In case you haven’t done it, when you ask someone you know if they would mind if you had murdered someone, you get their attention pretty quickly. Come to think of it, whether it’s a stranger or an intimate, bring up killing someone, and people really listen!
After I’m sure he uttered a confused and incredulous response, I’m sure I offered the assurance that the question was purely hypothetical, but the point was real: I wanted to see how he would react if I had done what my 20-year-old mind considered to be the worst thing one could do. I honestly don’t remember what he said, and I don’t remember how the rest of the conversation proceeded. But, somewhere up Highway 60 and snaking around Green River Road, I found the intestinal fortitude to tell him I was gay.
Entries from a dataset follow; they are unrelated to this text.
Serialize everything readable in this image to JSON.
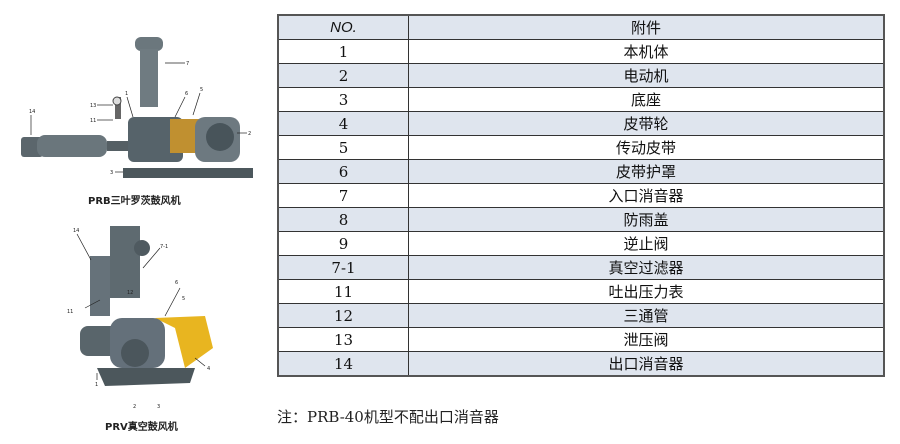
{
  "figures": [
    {
      "caption": "PRB三叶罗茨鼓风机",
      "callouts": [
        "14",
        "13",
        "11",
        "1",
        "6",
        "5",
        "7",
        "2",
        "3"
      ]
    },
    {
      "caption": "PRV真空鼓风机",
      "callouts": [
        "14",
        "7-1",
        "12",
        "11",
        "6",
        "5",
        "4",
        "1",
        "2",
        "3"
      ]
    }
  ],
  "table": {
    "header": {
      "no": "NO.",
      "part": "附件"
    },
    "rows": [
      {
        "no": "1",
        "part": "本机体"
      },
      {
        "no": "2",
        "part": "电动机"
      },
      {
        "no": "3",
        "part": "底座"
      },
      {
        "no": "4",
        "part": "皮带轮"
      },
      {
        "no": "5",
        "part": "传动皮带"
      },
      {
        "no": "6",
        "part": "皮带护罩"
      },
      {
        "no": "7",
        "part": "入口消音器"
      },
      {
        "no": "8",
        "part": "防雨盖"
      },
      {
        "no": "9",
        "part": "逆止阀"
      },
      {
        "no": "7-1",
        "part": "真空过滤器"
      },
      {
        "no": "11",
        "part": "吐出压力表"
      },
      {
        "no": "12",
        "part": "三通管"
      },
      {
        "no": "13",
        "part": "泄压阀"
      },
      {
        "no": "14",
        "part": "出口消音器"
      }
    ]
  },
  "note": "注：PRB-40机型不配出口消音器",
  "colors": {
    "row_shade": "#dfe5ee",
    "machine_gray": "#5d6a70",
    "guard_yellow": "#e8b520"
  }
}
Did I mention we were riding in a super cool minivan?
As we pulled through the cul-de-sac into my parents’ driveway, I stopped the car but continued to talk. I’m sure I apologized for not telling him sooner, explained how hard it was to admit, and hoped he would understand. I do remember telling him that I had started off with the question about murder because I just didn’t want to lose my best friend. I guess I thought that, compared to murder, being gay would seem like nothing. It’s certainly a telling insight on being gay in the mid-90s in Kentucky.
He sat there in the passenger seat for a few moments, looking out the window. I’m not sure if he had ever wondered if I was gay or not, and I’ve never asked him. What he said next, though, has stuck with me for twenty years. He turned and looked at me and said, “Well, I’m not going anywhere.” Now, he could have literally meant that he was physically inert, sitting in my parents’ driveway in a super sweet baby blue Plymouth Voyager minivan. I like to think, though, he meant that my admission didn’t change our friendship. Twenty years later, I can report I’ve had the same best friend for twenty-five years.
Although we’ve rarely lived in the same town, we’ve been incredibly close for a quarter century. We’ve laughed, we’ve cried, we’ve got some stories. And, yet, in a lot of ways, none top that moment in the driveway. And I don’t say that just because it was a major emotional moment for me as a gay man. I say that because life doesn’t hand you too many opportunities to see the true mettle of those you love.
You have to cherish those moments when they occur….especially when they happen in a baby blue minivan.